Sanssouci: Nachschlag
■ Wenn Frauen zuviel tanzen: Increpacion im Podewil
Manche Programmtexte sind so grausam, daß man glatt hineinbeißen möchte. Aber sie dienen natürlich auch der Vorinformation – man weiß ungefähr, was einen erwartet: „Increpacion zeigt fünf Frauen. Deren Gesichter spiegeln eine Angst wider, deren Ursache nur sie kennen, aber die von allen mitgefühlt wird, weil ihr geheimer Schmerz sich lauthals artikuliert.“
Wie das Stück, so heißt auch die Gruppe, die am Dienstag und Mittwoch im Podewil zu sehen war. Increpacion kommt aus Spanien und gastiert im Rahmen des Festa Catalana in Berlin.
Zu Beginn des Tanzabends zeigen die fünf Tänzerinnen Gesten des Flamencos nur noch zerstückelt.
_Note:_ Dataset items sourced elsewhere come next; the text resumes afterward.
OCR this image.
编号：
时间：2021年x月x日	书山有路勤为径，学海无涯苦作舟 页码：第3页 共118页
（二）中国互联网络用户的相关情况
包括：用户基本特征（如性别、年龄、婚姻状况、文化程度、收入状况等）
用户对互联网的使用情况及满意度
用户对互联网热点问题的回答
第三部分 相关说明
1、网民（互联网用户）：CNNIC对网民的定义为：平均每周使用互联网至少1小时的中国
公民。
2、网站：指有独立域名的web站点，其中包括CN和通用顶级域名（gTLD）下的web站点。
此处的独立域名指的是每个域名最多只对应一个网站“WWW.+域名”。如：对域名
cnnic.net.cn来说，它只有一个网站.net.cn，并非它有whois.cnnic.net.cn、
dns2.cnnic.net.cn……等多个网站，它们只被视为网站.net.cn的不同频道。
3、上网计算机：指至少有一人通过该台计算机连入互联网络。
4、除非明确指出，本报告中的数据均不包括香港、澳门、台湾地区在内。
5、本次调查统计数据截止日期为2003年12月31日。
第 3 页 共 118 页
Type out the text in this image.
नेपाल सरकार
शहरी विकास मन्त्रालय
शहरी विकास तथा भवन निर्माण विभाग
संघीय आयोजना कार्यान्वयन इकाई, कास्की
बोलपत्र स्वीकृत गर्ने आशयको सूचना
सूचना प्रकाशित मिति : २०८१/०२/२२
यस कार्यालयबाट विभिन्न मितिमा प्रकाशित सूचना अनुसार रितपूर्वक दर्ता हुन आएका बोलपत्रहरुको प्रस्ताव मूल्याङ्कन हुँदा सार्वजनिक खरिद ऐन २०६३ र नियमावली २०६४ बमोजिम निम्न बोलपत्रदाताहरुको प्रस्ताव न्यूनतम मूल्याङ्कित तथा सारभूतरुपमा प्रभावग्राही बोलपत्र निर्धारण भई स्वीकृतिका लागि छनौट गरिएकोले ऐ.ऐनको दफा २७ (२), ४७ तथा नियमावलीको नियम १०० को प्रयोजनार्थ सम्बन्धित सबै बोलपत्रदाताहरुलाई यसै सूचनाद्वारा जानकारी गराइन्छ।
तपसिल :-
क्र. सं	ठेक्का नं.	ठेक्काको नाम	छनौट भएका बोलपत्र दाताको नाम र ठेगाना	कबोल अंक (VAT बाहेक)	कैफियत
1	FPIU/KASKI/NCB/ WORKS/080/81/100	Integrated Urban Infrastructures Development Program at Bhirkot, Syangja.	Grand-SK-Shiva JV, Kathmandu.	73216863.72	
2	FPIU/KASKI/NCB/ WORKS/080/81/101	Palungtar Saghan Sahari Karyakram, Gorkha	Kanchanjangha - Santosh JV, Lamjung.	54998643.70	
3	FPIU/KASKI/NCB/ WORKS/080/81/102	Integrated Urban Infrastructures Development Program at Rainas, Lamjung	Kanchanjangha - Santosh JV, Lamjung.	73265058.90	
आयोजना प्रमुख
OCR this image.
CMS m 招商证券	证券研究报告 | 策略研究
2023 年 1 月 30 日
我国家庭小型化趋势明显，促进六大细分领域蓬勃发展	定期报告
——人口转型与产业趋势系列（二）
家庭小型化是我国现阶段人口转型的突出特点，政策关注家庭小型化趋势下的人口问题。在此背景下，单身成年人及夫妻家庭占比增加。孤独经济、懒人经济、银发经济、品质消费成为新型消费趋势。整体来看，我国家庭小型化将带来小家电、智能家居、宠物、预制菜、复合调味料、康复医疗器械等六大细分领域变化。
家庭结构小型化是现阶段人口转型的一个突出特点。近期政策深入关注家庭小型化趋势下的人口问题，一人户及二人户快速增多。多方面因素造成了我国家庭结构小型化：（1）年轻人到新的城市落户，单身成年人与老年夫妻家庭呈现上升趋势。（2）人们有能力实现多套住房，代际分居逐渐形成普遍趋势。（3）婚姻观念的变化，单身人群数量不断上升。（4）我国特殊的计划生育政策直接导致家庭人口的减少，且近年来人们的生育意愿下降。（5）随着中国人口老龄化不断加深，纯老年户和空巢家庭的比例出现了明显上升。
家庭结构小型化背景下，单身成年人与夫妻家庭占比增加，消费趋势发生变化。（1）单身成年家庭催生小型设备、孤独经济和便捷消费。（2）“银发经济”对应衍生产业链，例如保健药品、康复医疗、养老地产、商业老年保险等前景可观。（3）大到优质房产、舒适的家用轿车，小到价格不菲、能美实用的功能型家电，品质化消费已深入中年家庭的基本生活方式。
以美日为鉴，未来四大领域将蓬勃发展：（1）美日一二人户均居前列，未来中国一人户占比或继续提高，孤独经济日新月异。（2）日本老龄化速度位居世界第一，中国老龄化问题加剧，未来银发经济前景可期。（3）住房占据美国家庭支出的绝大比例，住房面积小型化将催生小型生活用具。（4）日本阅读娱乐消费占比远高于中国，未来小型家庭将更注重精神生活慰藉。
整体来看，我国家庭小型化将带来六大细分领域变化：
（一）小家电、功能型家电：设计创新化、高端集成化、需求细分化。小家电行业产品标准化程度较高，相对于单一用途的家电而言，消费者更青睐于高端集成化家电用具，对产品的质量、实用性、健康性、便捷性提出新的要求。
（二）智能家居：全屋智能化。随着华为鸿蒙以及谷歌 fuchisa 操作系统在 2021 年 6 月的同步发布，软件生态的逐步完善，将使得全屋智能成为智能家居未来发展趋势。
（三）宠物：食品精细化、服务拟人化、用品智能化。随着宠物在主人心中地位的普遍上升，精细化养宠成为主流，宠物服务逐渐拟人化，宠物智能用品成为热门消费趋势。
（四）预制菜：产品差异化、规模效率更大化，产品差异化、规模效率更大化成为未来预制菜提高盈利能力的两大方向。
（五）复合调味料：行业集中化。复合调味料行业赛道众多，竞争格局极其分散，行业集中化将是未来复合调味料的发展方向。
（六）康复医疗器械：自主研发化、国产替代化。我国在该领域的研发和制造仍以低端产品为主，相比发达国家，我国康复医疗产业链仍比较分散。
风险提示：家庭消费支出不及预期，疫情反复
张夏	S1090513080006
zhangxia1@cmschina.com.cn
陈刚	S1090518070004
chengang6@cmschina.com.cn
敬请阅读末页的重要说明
Leider. Denn ihr Flamenco ist wirklich gut. Aber statt dabei zu bleiben, müssen sie mit zerquälten Gesichtern in nachdenkliche Posen sinken. Wobei man den Eindruck gewinnt, man schaue gut ausgebildeten Tanzabsolventinnen zu, die mit den dunklen Dingen, die sie da auf die Bühne bringen, selbst nicht das Geringste zu tun haben. Auf alle Fälle nicht in dieser Form. Es macht sich ein Phänomen breit, das man unter umgekehrten Vorzeichen vom Ballett kennt. Dort halten einem (bei klassisch-romantischen Stücken) die Ballerinen noch unter größten Anstrengungen ihr starres Cheese-Lächeln entgegen. Hier sind es die Masken der Verzweiflung, die einem Publikum penetrant, auch noch bei Halbdrehungen, entgegengestreckt werden.
Es gibt eine Defloration, die in Form eines abgestreiften roten Höschens sichtbar wird und eine singende Frau, die gern ein Kind möchte und keines hat und sich statt dessen Wäsche vor den Bauch hält. Es gibt Wäscherinnen, die herzallerliebst ihre Tücher gemeinsam aufhängen und zuammenlegen. Auch wenn hier nur Frauen tanzen, glaube keiner, das hätte irgendetwas mit Emanzipation zu tun. Flamenco ist Volkstanz, und so wird er hier auch trotz seiner Mischung mit Modern Dance-Elementen verstanden. Der linke vordere Bühnenrand ist imaginierter Ort des abwesenden Männlichen, des Begehrens und des Grauens, dem man sich, Kastagnetten schlagend, steppend oder auf dem Boden rollend nähert und von dem man sich auf ebensolche Weise wieder zurückzieht. Eigentlich ist das abwesende Männliche den ganzen Abend Thema. Was im Prinzip in Ordnung ist, schließlich sind Männer keine uninteressante Sache. Nur leider ist es so fürchterlich penetrant in Szene gesetzt.
Fairerweise muß man sagen, daß „Increpacion“, das Stück, auf der tänzerischen Ebene einige Qualitäten vorzuweisen hat. So war zum Beispiel die Weise, in der Bewegungen einzelner Tänzerinnen von anderen aufgenommen werden, um dann in asynchrone und schließlich synchrone Bewegungen zu münden, hochinteressant. Michaela Schlagenwerth
Nächstes Tanzstück im Rahmen von Festa Catalana im Podewil: Mal Pelo, am 16./17. Juni, 20 Uhr.